Kleine Tiere, große Wirkung. Nicht erst der Juchtenkäfer bringt Bauprojekte ins Wanken. Das Naturkundemuseum widmet ihm neuerdings eine Vitrine.

Stuttgart - Jetzt hat er es bis in die Vitrine geschafft. Gleich am Haupteingang des Naturkundemuseums im Schloss Rosenstein steht seit kein ausgestopfter Wolf, kein Auerhahn oder wenigstens ein possierliches Eichhörnchen.Im Foyer richten sich die Lichtkegel der Halogenlämpchen auf zwei schwarze Käfer, ein Weibchen und ein Männchen. Oberflächlich besehen, wirken die beiden Käfer völlig unscheinbar - weder würden sie im Dunkeln leuchten, wenn sie noch am Leben wären, noch besitzen sie auffällige Punkte auf ihrem Panzer. Doch weil sich in den vergangenen Wochen in Stuttgart vieles verrückt hat, was vorher als nahezu unverrückbar galt, ist der Käfer zum Stammtischgespräch geworden, wird mit dem Käfer Politik gemacht - und ihm deshalb vom Naturkundemuseum völlig zu Recht eine eigene Vitrine in Premiumlage gewidmet.

Er mag es feucht und warm


Es handelt sich um den Juchtenkäfer, jenes von der Europäischen Union streng geschützte Tier, das im Rosensteinpark und im Schlossgarten lebt. Der Käfer schätzt die Höhlen alter Eichen, Platanen und Linden. Er mag es feucht, er mag es warm, wo er lebt, schaut die EU genau hin: Der Juchtenkäfer ist durch die Fauna-und-Flora-Richtlinie streng geschützt. Im Anhang IV der Richtlinie ist sein Schutz auch außerhalb der ohnehin geltenden Schutzgebiete geregelt. Also auch im Schlossgarten. Kann ein Käfer einen Bahnhof stoppen? Das Problem für die Bahn nahm in den frühen Morgenstunden des 1. Oktober seinen Lauf, als die ersten Bäume im Schlossgarten gefällt wurden. Wegen des bedrohten Käfers hat das Verwaltungsgericht Stuttgart Zweifel an der Zulässigkeit der Arbeiten angemeldet, bei der Staatsanwaltschaft liegen mehrere Strafanzeigen vor.

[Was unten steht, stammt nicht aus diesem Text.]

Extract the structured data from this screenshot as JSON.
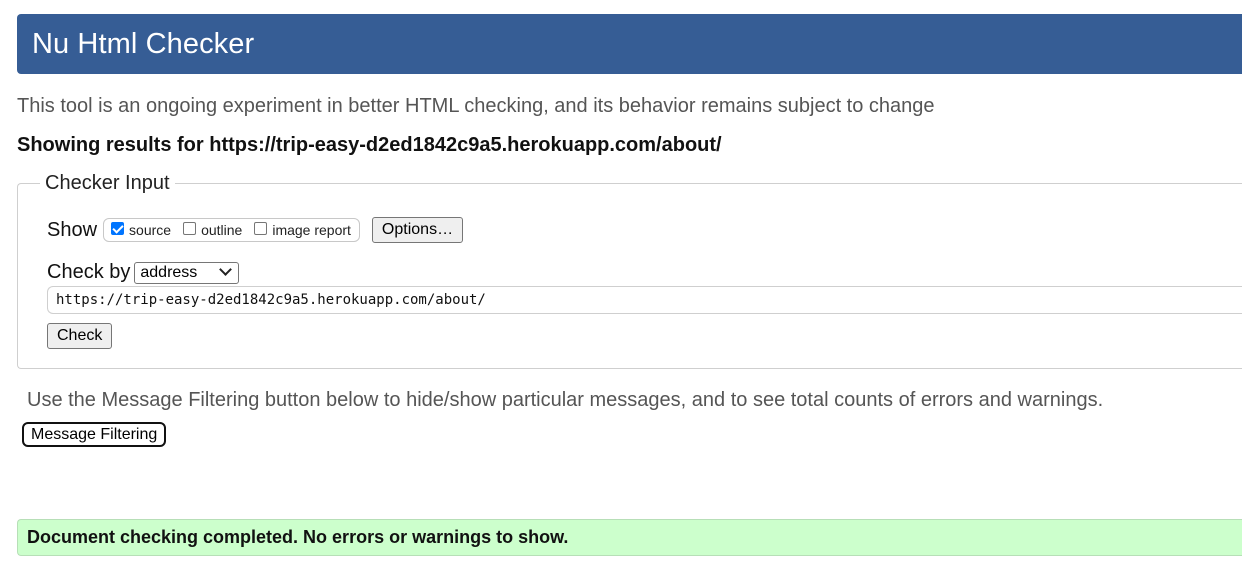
{
  "header": {
    "title": "Nu Html Checker"
  },
  "intro_text": "This tool is an ongoing experiment in better HTML checking, and its behavior remains subject to change",
  "results_heading": "Showing results for https://trip-easy-d2ed1842c9a5.herokuapp.com/about/",
  "checker_input": {
    "legend": "Checker Input",
    "show_label": "Show",
    "show_options": [
      {
        "label": "source",
        "checked": true
      },
      {
        "label": "outline",
        "checked": false
      },
      {
        "label": "image report",
        "checked": false
      }
    ],
    "options_button": "Options…",
    "check_by_label": "Check by",
    "check_by_selected": "address",
    "url_value": "https://trip-easy-d2ed1842c9a5.herokuapp.com/about/",
    "check_button": "Check"
  },
  "filtering": {
    "note": "Use the Message Filtering button below to hide/show particular messages, and to see total counts of errors and warnings.",
    "button": "Message Filtering"
  },
  "status": {
    "message": "Document checking completed. No errors or warnings to show.",
    "color": "#ccffcc"
  },
  "colors": {
    "header_bg": "#365d95",
    "checkbox_accent": "#0075ff"
  }
}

Tatsächlich handelt es sich beim Juchtenkäfer nicht um ein Phantom im Schlossgarten - obwohl die Tiere ihre Bruthöhlen in den alten Bäumen nur selten verlassen, wie Käferexperten im Naturkundemuseum berichten. Nach der Fällung einer alten Platane waren in dem Baum tatsächlich Larven des Juchtenkäfers entdeckt worden, bevor der Baum anschließend geschreddert wurde. "Die Larven sind in fachgerechter Obhut", sagt dazu eine Sprecherin der Bahn. "Die Käfer werden wieder im Schlossgarten ausgesetzt, wenn sie groß geworden sind." Die Gegner des Projekts setzen das Thema Artenvielfalt unterdessen auch unabhängig vom Juchtenkäfer auf die Agenda. Der Naturschutzbund (Nabu) Stuttgart fordert die völlige Einstellung der Bauarbeiten und sieht "dringenden Bedarf für ein ergänzendes Genehmigungsverfahren". Diesmal rückt die Hohltaube in den Blickpunkt. Ornithologen haben laut Nabu im Schlossgarten eines der größten Vorkommen der Hohltaube weltweit nachgewiesen. Die Haltung der Bahn zur Hohltaube bleibt vorerst offen - sie wollte sich dazu auf Anfrage der StZ nicht äußern.